Напор помог лишь в первую минуту, Сергей сумел вывернуться и размахнулся с такой силой, что Алексею долго бы не прийти в себя, не отлети он прямо на диван. Обезумев, сидел он, припечатанный к диванной спинке, и высоко вскидывал голову, жадно ловя воздух разбитым ртом. Сейчас он был похож на снятого с крючка окуня, которому неумелый рыбак разворотил губу. Рот распух мгновенно, губы раздулись и вывернулись. Он хрипло дышал, слизывая и глотая соленую кровь.
Прибежал Петя с намоченным полотенцем. Алексей почувствовал, что если позволит брату пожалеть себя, то не сумеет удержать слез, которые будут равносильны поражению. А сдаваться он не хотел, просто не мог, потому что никогда еще не чувствовал себя столь правым. Он отстранил полотенце, с трудом поднялся с дивана и, едва переставляя ноги, вышел в отцовский кабинет.
— Как же тебе не стыдно, брат? Ты же мог его покалечить! Ты ведь знаешь, какой у Алеши характер.
— Пусть знает свое место! — не совсем уверенно произнес Сергей, и в тот же миг его лицо вытянулось от ужаса: Алексей появился в столовой с отцовским револьвером в руках.

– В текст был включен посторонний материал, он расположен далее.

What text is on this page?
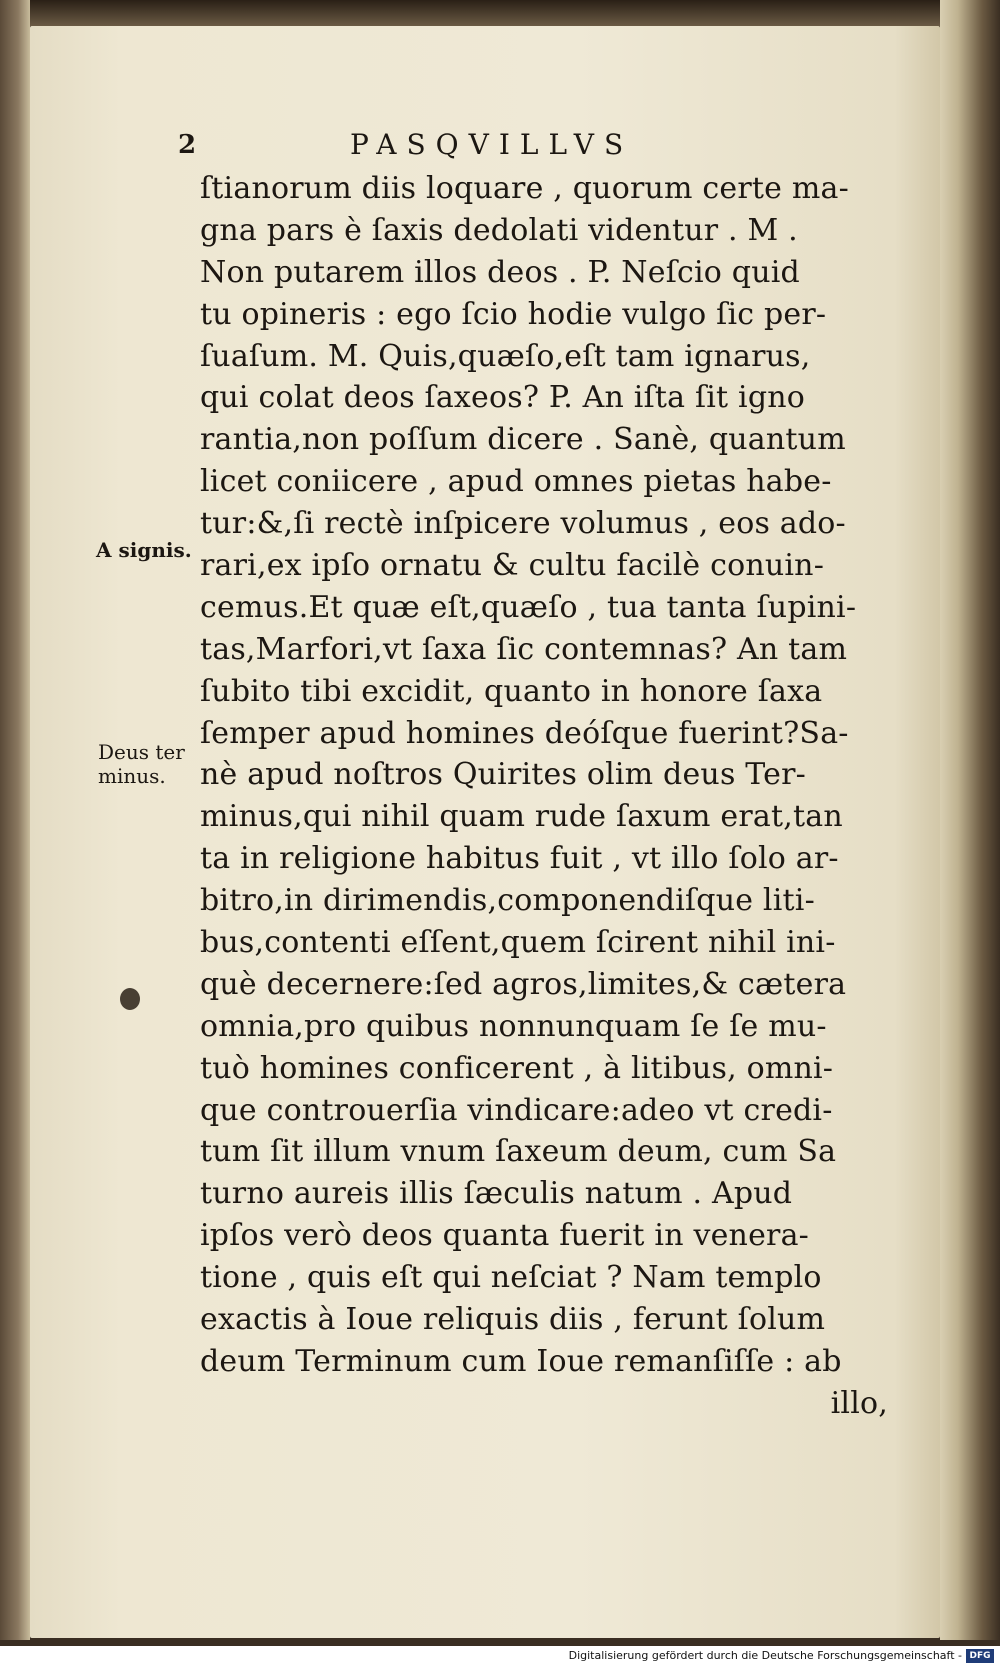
2	PASQVILLVS
A signis.
Deus ter minus.
ſtianorum diis loquare , quorum certe ma-
gna pars è ſaxis dedolati videntur . M .
Non putarem illos deos . P. Neſcio quid
tu opineris : ego ſcio hodie vulgo ſic per-
ſuaſum. M. Quis,quæſo,eſt tam ignarus,
qui colat deos ſaxeos? P. An iſta ſit igno
rantia,non poſſum dicere . Sanè, quantum
licet coniicere , apud omnes pietas habe-
tur:&,ſi rectè inſpicere volumus , eos ado-
rari,ex ipſo ornatu & cultu facilè conuin-
cemus.Et quæ eſt,quæſo , tua tanta ſupini-
tas,Marfori,vt ſaxa ſic contemnas? An tam
ſubito tibi excidit, quanto in honore ſaxa
ſemper apud homines deóſque fuerint?Sa-
nè apud noſtros Quirites olim deus Ter-
minus,qui nihil quam rude ſaxum erat,tan
ta in religione habitus fuit , vt illo ſolo ar-
bitro,in dirimendis,componendiſque liti-
bus,contenti eſſent,quem ſcirent nihil ini-
què decernere:ſed agros,limites,& cætera
omnia,pro quibus nonnunquam ſe ſe mu-
tuò homines conficerent , à litibus, omni-
que controuerſia vindicare:adeo vt credi-
tum ſit illum vnum ſaxeum deum, cum Sa
turno aureis illis ſæculis natum . Apud
ipſos verò deos quanta fuerit in venera-
tione , quis eſt qui neſciat ? Nam templo
exactis à Ioue reliquis diis , ferunt ſolum
deum Terminum cum Ioue remanſiſſe : ab
illo,
Digitalisierung gefördert durch die Deutsche Forschungsgemeinschaft - DFG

Петя бросился наперерез, но Алеша властным движением приказал ему сесть. Секундной паузы было достаточно, чтобы Сергей нырнул в окно. Если бы он не задел ставню, то, наверное, все бы обошлось.
От выстрела братья оглохли, пороховой дым обволок комнату, в глазах потускнело. Петя прочитал на лице брата такую боль и такое отчаяние, какого еще никогда не видел. Алексей снова взводил курок, поворачивая дуло себе в лицо.
Петя повис на его руке и издал вопль:
— Не смей! Памятью матери заклинаю: не смей!
Но Алексей упрямо поворачивал револьвер, и Пете ничего не оставалось, как укусить его за руку. Револьвер гулко упал на пол. Отбросив его ногой под диван, Петя выскочил в окно. За ним последовал Алеша. На мостовой, распластавшись, недвижно лежал Сергей. Братья склонились над ним, не решаясь к нему прикоснуться.